In recent years, the evolution of AI has shown no signs of slowing down. Supporting this AI revolution are specialized "AI chips" designed specifically for AI computations. Lately, a growing number of startups developing new AI chips have adopted an architecture called "CGRA."
However, an architecture that solves the major challenges of CGRA and takes things a step further—"CGLA"—remains largely unknown.
This article will explain the difference between CGRA and CGLA for beginners in the semiconductor field, and introduce the advantages and features that give CGLA the potential to dominate the AI era.
What is a CGRA?
Let's start with the basics. What is a CGRA?
In a nutshell, a CGRA (Coarse-Grained Reconfigurable Array) is like a "computer made of LEGO blocks that can be reshaped to fit the program."
If a general-purpose CPU is a "universal factory that can handle any calculation," then a CGRA is like a "specialized factory whose production lines (computing circuits) can be freely reconfigured to make a specific product (perform a specific computation)."
By arranging numerous small processing units and changing their connections according to the program, a CGRA can execute specific tasks like AI image recognition or data analysis overwhelmingly faster and with less power than a CPU.

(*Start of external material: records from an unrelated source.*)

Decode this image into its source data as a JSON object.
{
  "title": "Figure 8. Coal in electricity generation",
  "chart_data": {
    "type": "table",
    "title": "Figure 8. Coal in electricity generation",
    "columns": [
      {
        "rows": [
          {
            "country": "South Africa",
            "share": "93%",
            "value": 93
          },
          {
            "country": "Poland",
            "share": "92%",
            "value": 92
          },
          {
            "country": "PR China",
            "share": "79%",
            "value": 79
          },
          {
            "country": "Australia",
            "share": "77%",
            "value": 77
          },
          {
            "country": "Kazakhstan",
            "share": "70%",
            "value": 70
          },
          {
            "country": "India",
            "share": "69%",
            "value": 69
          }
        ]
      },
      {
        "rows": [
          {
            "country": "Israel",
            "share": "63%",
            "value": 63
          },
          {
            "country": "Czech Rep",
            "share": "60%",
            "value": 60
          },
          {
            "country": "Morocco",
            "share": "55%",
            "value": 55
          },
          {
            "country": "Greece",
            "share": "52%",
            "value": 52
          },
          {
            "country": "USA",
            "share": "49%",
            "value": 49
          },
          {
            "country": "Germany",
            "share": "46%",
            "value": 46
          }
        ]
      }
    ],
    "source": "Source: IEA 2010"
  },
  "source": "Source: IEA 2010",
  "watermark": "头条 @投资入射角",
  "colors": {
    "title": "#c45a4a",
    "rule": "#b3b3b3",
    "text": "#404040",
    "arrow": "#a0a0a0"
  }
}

This is why many AI chip startups are focusing on CGRA. However, this "reconfiguring the production line" process has a major weakness.

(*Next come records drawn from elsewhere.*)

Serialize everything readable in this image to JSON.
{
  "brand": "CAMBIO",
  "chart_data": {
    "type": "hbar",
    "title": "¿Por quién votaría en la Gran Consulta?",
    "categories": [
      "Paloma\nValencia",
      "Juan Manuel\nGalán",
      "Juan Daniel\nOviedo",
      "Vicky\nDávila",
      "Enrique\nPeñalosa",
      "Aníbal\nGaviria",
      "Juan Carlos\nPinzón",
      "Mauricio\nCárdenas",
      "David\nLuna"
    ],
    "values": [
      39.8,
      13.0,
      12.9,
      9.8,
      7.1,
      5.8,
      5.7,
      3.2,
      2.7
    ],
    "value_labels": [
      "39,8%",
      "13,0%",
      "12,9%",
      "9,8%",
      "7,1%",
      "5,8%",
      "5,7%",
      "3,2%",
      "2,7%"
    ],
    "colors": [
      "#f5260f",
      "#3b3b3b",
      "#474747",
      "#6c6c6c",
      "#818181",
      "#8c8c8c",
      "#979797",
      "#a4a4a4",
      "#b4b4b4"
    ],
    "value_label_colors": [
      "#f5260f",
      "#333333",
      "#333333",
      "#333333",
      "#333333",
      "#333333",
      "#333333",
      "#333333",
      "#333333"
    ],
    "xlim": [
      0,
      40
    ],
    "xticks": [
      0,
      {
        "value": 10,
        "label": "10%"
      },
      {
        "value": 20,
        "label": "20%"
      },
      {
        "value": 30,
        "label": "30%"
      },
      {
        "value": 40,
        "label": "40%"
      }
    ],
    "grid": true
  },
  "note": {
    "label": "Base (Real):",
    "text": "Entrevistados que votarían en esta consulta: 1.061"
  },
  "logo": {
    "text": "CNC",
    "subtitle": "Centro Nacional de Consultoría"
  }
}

The "Major Weakness" of CGRA
The weakness of CGRA is its "compilation time."
Compilation is the process of converting a program written by a human into a blueprint that the hardware can understand. For a CGRA, this is equivalent to figuring out the optimal layout of the production line to achieve maximum efficiency.
Finding the best placement and connection scheme for countless units is like solving an incredibly complex puzzle. As a result, it's not uncommon for CGRA compilation to take several hours, sometimes even more than a full day.
This means that every time you want to try a new AI model or make a small change to a program, it becomes a day-long affair. This is a critical flaw in today's world, where development speed is everything.
Enter the Savior: CGLA
This is where CGLA (Coarse-Grained Linear Array) comes in. As its name suggests, it's an architecture where processing units are connected in a linear—or ring-like—fashion, packed with innovative ideas that solve CGRA's challenges. The "IMAX" from NAIST, mentioned frequently in our chat, is a prime example of a CGLA.
CGLA's Advantage #1: Compilation Time in "Seconds"
Why is CGLA so fast to compile? The secret lies in its namesake "linear (ring-like)" structure.
- CGRA: Units are arranged in a complex 2D grid, making it very difficult to find the optimal routes.
- CGLA: Units are connected in a simple ring (linear) structure, which eliminates the need for the compiler to search for complex routes, making the program "mapping" process extremely easy.
This dramatically reduces compilation time from hours to just a few seconds. For developers, this is a revolutionary change.
CGLA's Advantage #2: The Pipeline "Never" Stalls
The biggest drain on a computer's performance is the "pipeline stall," which occurs when the process has to wait for data.
The CGLA (like IMAX) uses the dataflow principle and multithreading technology within its units to eliminate stalls by design.
This is like a factory production line where parts always arrive at the worker's station at the exact moment they are needed. Because the hardware continues to operate without any waste, it maintains extremely high computational efficiency.
CGLA's Advantage #3: Thoroughly Energy-Efficient Design
Moving data is a major source of power consumption. The CGLA (like IMAX) places a large cache memory right next to each processing unit.
This is like each worker on the assembly line having their own personal, large toolbox and parts bin. Since there's no need to constantly walk to a central warehouse for parts, data movement is minimized, leading to significant energy savings.
Summary: CGRA vs. CGLA
Feature |
Typical CGRA |
CGLA (e.g., IMAX) |
---|---|---|
Unit Connection |
Complex 2D Mesh Structure |
Simple Linear (Ring) Structure |
Compilation Time |
Hours to 1+ Day |
Seconds |
Pipeline Efficiency |
Prone to Stalls |
Stall-less |
Memory Structure |
Frequent access to shared memory |
Local cache per unit, minimal data movement |
Development Efficiency |
Low |
Extremely High |
As you can see, CGLA is truly a next-generation architecture that refines the CGRA concept and solves its practical challenges.
While startups using CGRA are making waves in the AI chip market today, more advanced technologies like CGLA are steadily moving towards practical application. The day that CGLA—with its combined development efficiency, execution efficiency, and energy savings—becomes the standard for future AI chip development may not be far off.